Consequently, adrift with no moorings, we find ourselves beset by crisis: worthless paper dollars and impending financial doom have us floundering at home while enemies who hate our guts, along with an over-extended military, drain us abroad. Still flying but on broken wings, the very lifeblood of our republic flows freely into the soil around us, and obstacles confront us everywhere we turn. If ever there was a time of need for the character of America, this is it: Where are the heirs of Patrick Henry, the men and women who resist dominion with a smile, who don't bow down, give in, or give up?

It might just be too late, you know - we may have misplaced our spirit for good. That could be the problem: that our souls are dead and the character of America has gone completely. And that would mean: We continue slumbering while our country collapses around us and we eventually join the rest of the has-beens on the ash heap of history, a broken bubble that might have been. That's a distinct possibility.

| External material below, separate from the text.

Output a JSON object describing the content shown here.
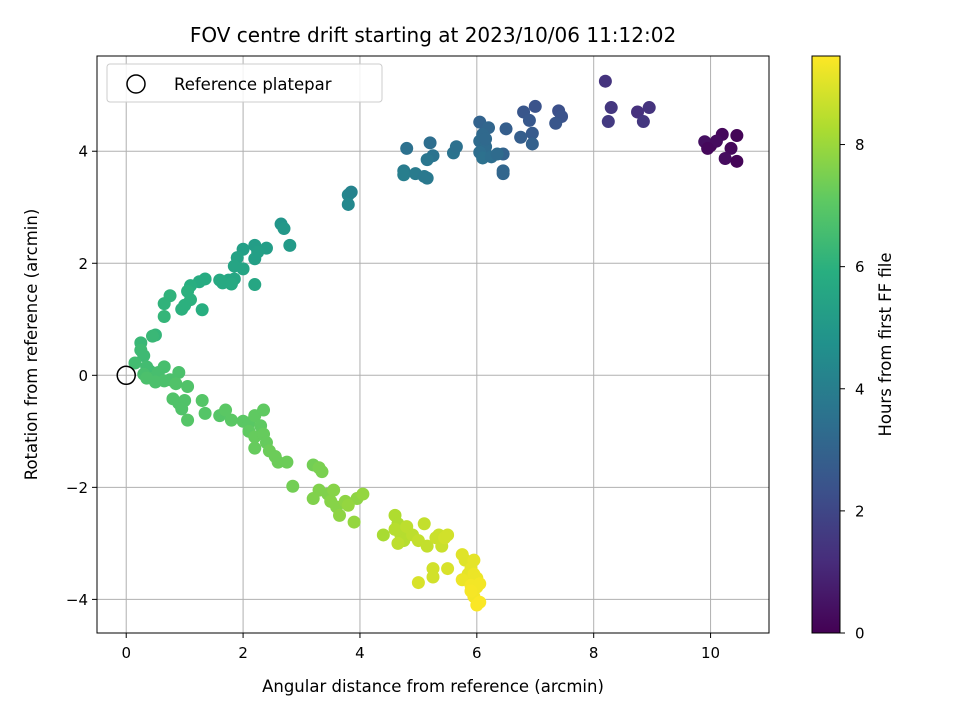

Maybe ... maybe - but I don't think so. Because buried under that onslaught, submerged in that morass like a solid granite rock, lurks the fiber of the men and women who built this place from scratch - and, once they have awakened, would-be dictators and bumbling bureaucrats will reckon with them at their own peril.

Yes, but ... will we wake up?

That's our call, isn't it?

 

Bradley Harrington is a former United States Marine and a freelance writer who lives in Cheyenne, Wyoming.